1. Clinical characteristics of patients
1191 cases of gastric cancer patients in training cohort were first diagnosed with laboratory test indicators such as platelet count, white blood cell count, lymphocyte count, CEA, AFP, CA125 and other tumor indicators. During the 5 years follow-up, there were 1095 cases of GC and 96 cases of GCLM. Among the 309 cases in external validation cohort there were 281 cases of GC and 28 cases of GCLM (see Table 1).
2. Identification of independent prognostic factors for GCLM
Logistic univariate regression was performed on clinicopathological indicators, and the statistics found that tumor site (OR=0.50, P=0.010), CEA (OR=1.00, P <0.001), CA125 (OR = 1.02, P < 0.001), CA242 (OR=1.02, P <0.001), CA199 (OR = 1.00, P <0.001), CA724 (OR=1.02, P <0.001), OPNI (OR=0.90, P <0.001), N (OR=5.32 , P <0.001), Age (OR=1.03, P =0.012), gender (OR=0.48 , P <0.001), total protein (OR=0.97 , P =0.033), WBC (OR=1.09, P=0.042), Hb (OR=0.98 , P <0.001) were all significantly correlated with liver metastasis of gastric cancer. Tumor T stage, AFP, PLR, NLR, RBC and PLT were not associated with liver metastasis of gastric cancer (Table 2). Logistic multivariate regression analysis was performed on the 13 indexes significantly correlated with the occurrence of liver metastasis of gastric cancer in the univariate analysis results. The results showed tumor site (OR=0.55, P =0.046), CEA (OR=1.00, P =0.018), CA242 (OR=1.01, P =0.006), CA724 (OR=1.01, P =0.016), OPNI (OR=0.95, P =0.041), N stage (OR=4.95, P =0.004), gender (OR=0.40 , P =0.001), WBC (OR=1.13, P=0.024), Hb (OR=0.98 , P <0.001) were independent risk factors for liver metastasis of gastric cancer (see Table 2).
3. Development of a prognostic nomogram in the training cohort
According to the univariate and multivariate Logistic regression results, 9 independent risk factors of gastric cancer liver metastasis were shown, and a risk prediction model of gastric cancer liver metastasis based on hematological indicators, demographic information and the primary site of gastric cancer was established. By drawing Nomogram, the risk factors of gastric cancer liver metastasis can be more intuitively displayed. By incorporating the above 9 indicators into R for analysis, a risk diagnosis and prediction model of gastric cancer liver metastasis as shown in Figure 1 is established. This model lists the scores corresponding to different groups of each independent risk factor. By summing the scores of the factors shown in the figure of gastric cancer patients, the probability of liver metastasis of the gastric cancer patient can be obtained. The higher the total score, the higher the probability of liver metastasis. This gastric cancer patient has a higher risk of developing liver metastases. The C statistic is generally used to evaluate the prediction accuracy of the model. The closer the C index is to 1, the better the prediction effect of the model is. The C statistic of this model is 0.887 (95% CI: 0.857-0.916). The Bootstrap resampling method was used for internal verification, and 1,000 samples (with repetitions) of this study were selected and included in the verification cohort. The calibration chart shown in Figure 1 can be obtained. The closer the prediction curve is to the standard type, the better the prediction ability of the model. The calibration curves in the external validation cohorts were executed based on the nomogram model established above. And achieved a C statistic of 0.914 (95% CI: 0.864-0.963).

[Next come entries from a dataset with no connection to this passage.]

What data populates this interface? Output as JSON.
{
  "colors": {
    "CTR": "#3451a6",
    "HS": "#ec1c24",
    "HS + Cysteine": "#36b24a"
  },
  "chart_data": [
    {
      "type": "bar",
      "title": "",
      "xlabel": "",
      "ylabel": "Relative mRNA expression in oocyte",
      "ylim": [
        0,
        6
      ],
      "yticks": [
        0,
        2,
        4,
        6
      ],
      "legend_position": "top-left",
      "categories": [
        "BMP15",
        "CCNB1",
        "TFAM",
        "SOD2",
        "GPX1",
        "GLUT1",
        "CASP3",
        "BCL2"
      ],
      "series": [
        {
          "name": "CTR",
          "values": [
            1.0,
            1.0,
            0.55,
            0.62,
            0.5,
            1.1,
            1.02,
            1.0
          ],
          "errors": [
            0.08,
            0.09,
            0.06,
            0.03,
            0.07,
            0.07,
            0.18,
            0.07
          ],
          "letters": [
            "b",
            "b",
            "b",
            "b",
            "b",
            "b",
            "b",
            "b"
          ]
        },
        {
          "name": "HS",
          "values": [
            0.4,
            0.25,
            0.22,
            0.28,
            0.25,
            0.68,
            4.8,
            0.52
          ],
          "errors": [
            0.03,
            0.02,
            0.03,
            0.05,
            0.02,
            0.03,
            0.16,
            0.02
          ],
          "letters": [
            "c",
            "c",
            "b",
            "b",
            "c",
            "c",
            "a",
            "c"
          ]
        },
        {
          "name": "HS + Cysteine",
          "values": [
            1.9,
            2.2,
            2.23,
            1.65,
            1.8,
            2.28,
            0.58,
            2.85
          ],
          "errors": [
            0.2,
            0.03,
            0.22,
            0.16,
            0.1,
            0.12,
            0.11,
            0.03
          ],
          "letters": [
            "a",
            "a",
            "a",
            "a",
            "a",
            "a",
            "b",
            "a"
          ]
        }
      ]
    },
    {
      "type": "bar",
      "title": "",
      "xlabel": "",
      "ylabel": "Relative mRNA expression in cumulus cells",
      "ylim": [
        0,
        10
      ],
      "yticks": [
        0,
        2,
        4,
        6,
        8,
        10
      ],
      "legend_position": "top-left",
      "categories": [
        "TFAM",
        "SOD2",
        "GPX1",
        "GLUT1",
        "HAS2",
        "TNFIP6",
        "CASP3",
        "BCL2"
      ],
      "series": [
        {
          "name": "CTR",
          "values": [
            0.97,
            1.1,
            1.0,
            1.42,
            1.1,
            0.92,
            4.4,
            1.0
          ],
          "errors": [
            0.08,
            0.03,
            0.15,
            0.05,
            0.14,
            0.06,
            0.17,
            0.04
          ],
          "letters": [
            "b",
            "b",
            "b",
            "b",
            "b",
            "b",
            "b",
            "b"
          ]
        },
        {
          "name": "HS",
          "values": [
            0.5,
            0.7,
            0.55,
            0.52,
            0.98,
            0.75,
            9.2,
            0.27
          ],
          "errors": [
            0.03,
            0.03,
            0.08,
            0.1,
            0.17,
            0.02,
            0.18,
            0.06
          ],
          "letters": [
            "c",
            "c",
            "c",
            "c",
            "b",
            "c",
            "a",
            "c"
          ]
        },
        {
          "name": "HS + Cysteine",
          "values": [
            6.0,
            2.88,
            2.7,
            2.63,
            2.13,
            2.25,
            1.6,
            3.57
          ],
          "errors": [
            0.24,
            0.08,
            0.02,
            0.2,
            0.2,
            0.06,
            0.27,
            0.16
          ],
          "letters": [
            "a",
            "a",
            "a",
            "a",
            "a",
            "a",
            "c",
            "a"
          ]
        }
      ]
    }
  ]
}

4. The performance of the ROC analysis and decision curve analysis (DCA) for predicting the probability of GCLM in the training and external validation cohorts
ROC analysis was built to compare the combined model of nomogram to single risk factors (see Figure 2). We found that the model which achieved the AUC of 0.887 (CI: 0.857-0.916) is more competitive than single variant including OPNI (AUC = 0.648), PLR (AUC = 0.610), NLR (AUC = 0.676), CEA (AUC = 0.685), AFP (AUC = 0.699), CA125 (AUC = 0.695), CA242 (AUC = 0.651), CA199 (AUC = 0.643) and CA724 (AUC = 0.619). The decision curve analysis (DCA) also revealed that the nomogram provided superior diagnostic value than single variety (see Figure 3).